Num carro, este tipo de consumo é tranquilo. Aerodinâmica, 4 rodas no chão, algum peso, tudo bem, é normal! Numa mota, isto já é consumo a mais! Duas rodas no chão é suposto consumirem menos. pois o atrito é menor. Numa bicicleta então, nem se fala! Impensável!...
 
 
De Castelo Branco à Sobreira Formosa a coisa esteve controlada... 50 kms, gastei pouco mais que 1,5 bidons. Nada mau para uma máquina com 46 anos. Uma cafezada no café habitual, a sandocha no bucho e pronto! Ala que se faz tarde, que nós eramos de longe.
 
 
O pior foi a partir dali.

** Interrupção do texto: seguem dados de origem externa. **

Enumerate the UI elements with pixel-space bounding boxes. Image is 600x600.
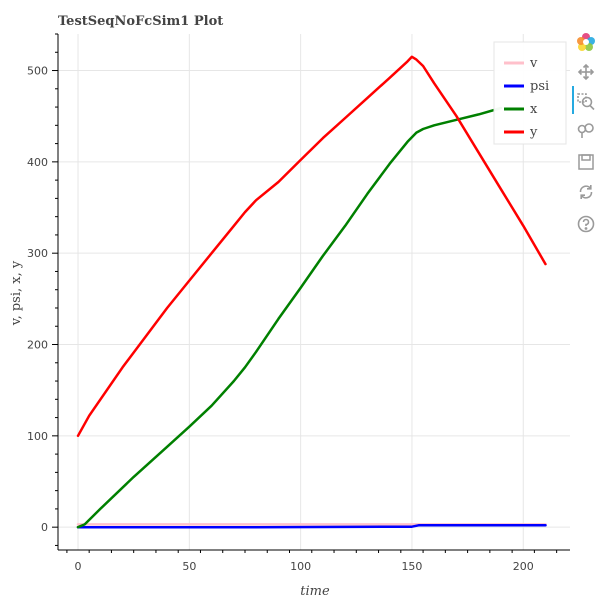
x-tick-label: 100 bbox=[290, 560, 311, 573]
series-lines bbox=[76, 55, 547, 529]
x-tick-label: 200 bbox=[513, 560, 534, 573]
series-line-x bbox=[76, 106, 503, 529]
save-icon[interactable] bbox=[576, 152, 596, 172]
active-tool-indicator bbox=[572, 86, 574, 114]
y-tick-label: 0 bbox=[41, 521, 48, 534]
y-tick-label: 400 bbox=[27, 156, 48, 169]
wheel-zoom-icon[interactable] bbox=[576, 120, 596, 140]
help-icon[interactable] bbox=[576, 214, 596, 234]
axes: 0 50 100 150 200 0 100 200 300 400 500 bbox=[27, 33, 570, 573]
y-tick-label: 300 bbox=[27, 247, 48, 260]
x-axis-label: time bbox=[300, 584, 330, 599]
legend-box bbox=[493, 41, 567, 145]
series-line-y bbox=[76, 55, 547, 438]
legend-label-x: x bbox=[530, 102, 538, 117]
box-zoom-icon[interactable] bbox=[576, 92, 596, 112]
legend: v psi xy bbox=[493, 41, 567, 145]
chart-title: TestSeqNoFcSim1 Plot bbox=[58, 14, 223, 29]
pan-icon[interactable] bbox=[576, 62, 596, 82]
legend-label-y: y bbox=[529, 125, 538, 140]
x-tick-label: 50 bbox=[182, 560, 196, 573]
y-axis-label: v, psi, x, y bbox=[9, 260, 24, 326]
legend-label-v: v bbox=[529, 56, 538, 71]
y-tick-label: 500 bbox=[27, 65, 48, 78]
x-tick-label: 150 bbox=[401, 560, 422, 573]
reset-icon[interactable] bbox=[576, 182, 596, 202]
bokeh-logo-icon bbox=[576, 32, 596, 52]
y-tick-label: 200 bbox=[27, 339, 48, 352]
x-tick-label: 0 bbox=[75, 560, 82, 573]
series-line-psi bbox=[76, 524, 547, 529]
y-tick-label: 100 bbox=[27, 430, 48, 443]
legend-label-psi: psi bbox=[530, 79, 549, 94]
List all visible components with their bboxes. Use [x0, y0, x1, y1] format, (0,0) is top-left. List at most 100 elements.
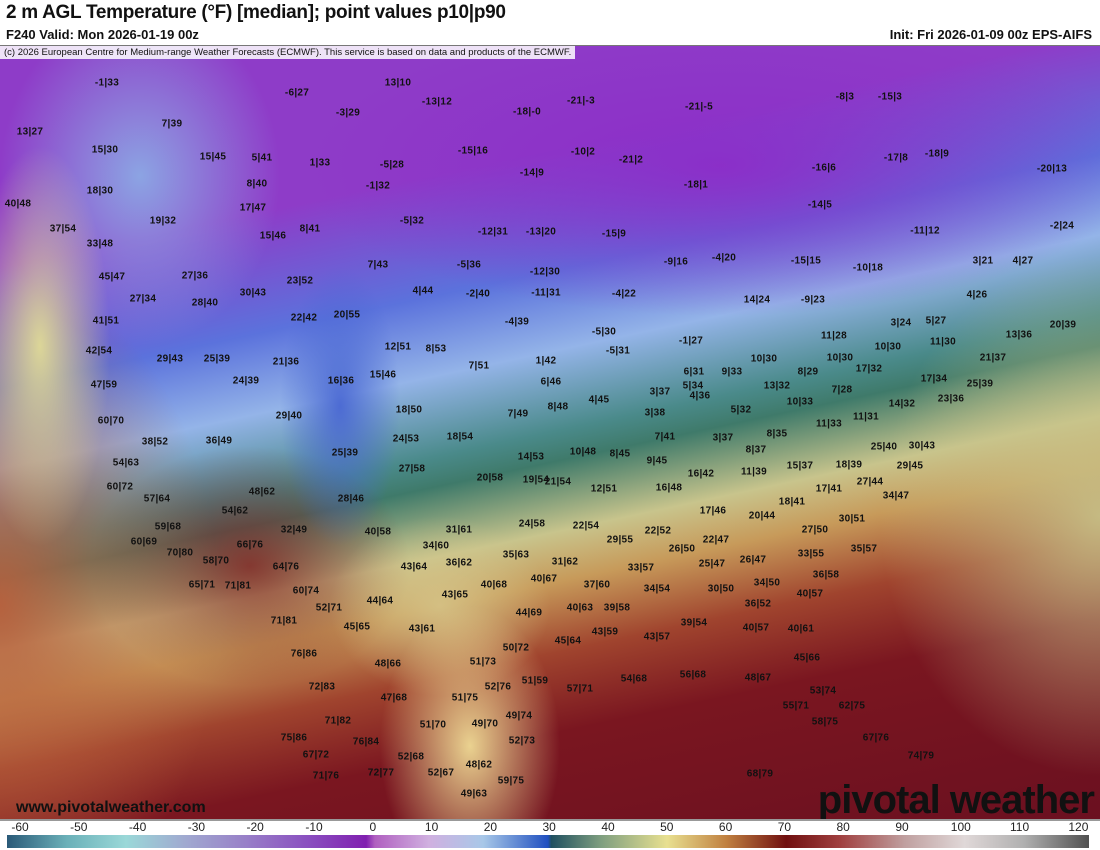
point-value-label: 30|43 — [908, 440, 936, 452]
colorbar-tick-label: 30 — [542, 820, 556, 834]
point-value-label: 39|58 — [603, 602, 631, 614]
point-value-label: 35|63 — [502, 549, 530, 561]
point-value-label: 60|69 — [130, 536, 158, 548]
point-value-label: -14|9 — [519, 167, 545, 179]
point-value-label: 47|68 — [380, 692, 408, 704]
point-value-label: 50|72 — [502, 642, 530, 654]
colorbar-tick-label: 50 — [660, 820, 674, 834]
point-value-label: 67|72 — [302, 749, 330, 761]
point-value-label: -11|12 — [910, 225, 940, 237]
point-value-label: 49|63 — [460, 788, 488, 800]
point-value-label: 19|54 — [522, 474, 550, 486]
point-value-label: -10|18 — [852, 262, 884, 274]
point-value-label: 7|41 — [654, 431, 676, 443]
point-value-label: 17|41 — [815, 483, 843, 495]
point-value-label: 51|59 — [521, 675, 549, 687]
point-value-label: 7|43 — [367, 259, 389, 271]
point-value-label: 40|57 — [742, 622, 770, 634]
colorbar-tick-label: 10 — [424, 820, 439, 834]
point-value-label: 51|73 — [469, 656, 497, 668]
point-value-label: 52|73 — [508, 735, 536, 747]
point-value-label: -1|33 — [94, 77, 120, 89]
point-value-label: 5|32 — [730, 404, 752, 416]
point-value-label: 40|58 — [364, 526, 392, 538]
point-value-label: 36|49 — [205, 435, 233, 447]
point-value-label: 17|32 — [855, 363, 883, 375]
point-value-label: 29|45 — [896, 460, 924, 472]
point-value-label: 13|10 — [384, 77, 412, 89]
point-value-label: 71|81 — [224, 580, 252, 592]
point-value-label: 20|44 — [748, 510, 776, 522]
point-value-label: 54|68 — [620, 673, 648, 685]
point-value-label: 34|47 — [882, 490, 910, 502]
point-value-label: 4|44 — [412, 285, 434, 297]
point-value-label: 36|62 — [445, 557, 473, 569]
point-value-label: -15|16 — [457, 145, 489, 157]
point-value-label: -21|2 — [618, 154, 644, 166]
point-value-label: 16|36 — [327, 375, 355, 387]
point-value-label: 8|40 — [246, 178, 268, 190]
point-value-label: -5|31 — [605, 345, 631, 357]
point-value-label: 76|84 — [352, 736, 380, 748]
point-value-label: 24|53 — [392, 433, 420, 445]
point-value-label: 11|31 — [853, 411, 879, 423]
point-value-label: 5|41 — [251, 152, 273, 164]
point-value-label: -5|30 — [591, 326, 617, 338]
point-value-label: 34|50 — [753, 577, 781, 589]
point-value-label: 40|57 — [796, 588, 824, 600]
colorbar-tick-label: 110 — [1010, 820, 1030, 834]
point-value-label: 9|45 — [646, 455, 668, 467]
temperature-map[interactable]: (c) 2026 European Centre for Medium-rang… — [0, 45, 1100, 821]
point-value-label: -8|3 — [835, 91, 855, 103]
point-value-label: 23|52 — [286, 275, 314, 287]
point-value-label: 17|46 — [699, 505, 727, 517]
point-value-label: 11|33 — [816, 418, 842, 430]
point-value-label: 22|52 — [644, 525, 672, 537]
point-value-label: 34|60 — [422, 540, 450, 552]
point-value-label: 18|30 — [86, 185, 114, 197]
point-value-label: 44|64 — [366, 595, 394, 607]
point-value-label: 14|32 — [888, 398, 916, 410]
point-value-label: 74|79 — [907, 750, 935, 762]
point-value-label: 52|76 — [484, 681, 512, 693]
point-value-label: 4|45 — [588, 394, 610, 406]
point-value-label: -20|13 — [1036, 163, 1068, 175]
point-value-label: -18|-0 — [513, 106, 541, 118]
point-value-label: 14|53 — [517, 451, 545, 463]
colorbar-tick-label: -50 — [70, 820, 88, 834]
point-value-label: 52|68 — [397, 751, 425, 763]
point-value-label: 31|62 — [551, 556, 579, 568]
point-value-label: -5|36 — [456, 259, 482, 271]
point-value-label: 11|30 — [930, 336, 956, 348]
point-value-label: 54|62 — [221, 505, 249, 517]
point-value-label: 3|38 — [644, 407, 666, 419]
point-value-label: -9|16 — [663, 256, 689, 268]
point-value-label: 23|36 — [937, 393, 965, 405]
point-value-label: 27|50 — [801, 524, 829, 536]
point-value-label: 17|34 — [920, 373, 948, 385]
point-value-label: 72|83 — [308, 681, 336, 693]
point-value-label: -11|31 — [531, 287, 561, 299]
point-value-label: 47|59 — [90, 379, 118, 391]
point-value-label: 49|74 — [505, 710, 533, 722]
colorbar-tick-label: 100 — [950, 820, 971, 834]
point-value-label: -10|2 — [570, 146, 596, 158]
point-value-label: 27|44 — [856, 476, 884, 488]
website-link[interactable]: www.pivotalweather.com — [16, 799, 206, 816]
point-value-label: 25|47 — [698, 558, 726, 570]
point-value-label: 8|35 — [766, 428, 788, 440]
pivotal-weather-logo: pivotal weather — [817, 778, 1095, 821]
point-value-label: 6|31 — [683, 366, 705, 378]
point-value-label: 45|66 — [793, 652, 821, 664]
point-value-label: 10|30 — [874, 341, 902, 353]
point-value-label: 4|26 — [966, 289, 988, 301]
point-value-label: 45|47 — [98, 271, 126, 283]
point-value-label: -18|9 — [924, 148, 950, 160]
point-value-label: 58|75 — [811, 716, 839, 728]
point-value-label: 48|62 — [248, 486, 276, 498]
point-value-label: 1|33 — [309, 157, 331, 169]
point-value-label: 54|63 — [112, 457, 140, 469]
point-value-label: 36|52 — [744, 598, 772, 610]
point-value-label: -9|23 — [800, 294, 826, 306]
point-value-label: 71|81 — [270, 615, 298, 627]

A descer até Proença, tudo ok. Na subida às Moitas tudo ok. Na descida ate ao Vale da Mua tudo ok! Mas na subida do Perdigão o radiador começou a aquecer!... Quem é que parava aquele consumo!!!
 
 
Pior que tudo isto é a questão dos aditivos. As marcas dizem que baixam o consumo e melhoram a performance do motor. Complementamos a subida do Perdigão com a subida ao Castelo do Rei Wamba. Estávamos numa de subidas... porque não... mais uma, não fazia a diferença! :-)
 
 
Mas quando cheguei à Pastelaria Rodense, a mecânica pediu encarecidamente um aditivo mais robusto. Ao tradicional pastelinho, juntei-lhe um aditivo tipo mini, de uma marca consagrada (Sagrespam), que naquela "oficina", fazem questão de a vender sob a forma "geladinha".

 
Pensei que estava garantido o arrefecimento. Mas não. A partir dali, os 30 e muitos graus começaram a derreter o alcatrão, e o "bafo" era de tal maneira quente, que as condutas do radiador mandavam baforadas. Nem com ratés na subida, eu baixava o consumo... e disparou ao ponto de atingir os 5 bidons aos 100 kms!

 
Valeu-me a bomba de combustível da Galp das Sarnadas, onde enfiei  mais um pouco de combustível, pois já vinha a "papeis de música", onde nem o GPS aguentou, berrando na Serrasqueira sem bateria. Lá cheguei a casa com a língua mais seca que a cortiça dos sobreiros de Beja e 110 kms nas perninhas que já "vermelhavam tipo camarão tigre" apesar do protector tipo 50!!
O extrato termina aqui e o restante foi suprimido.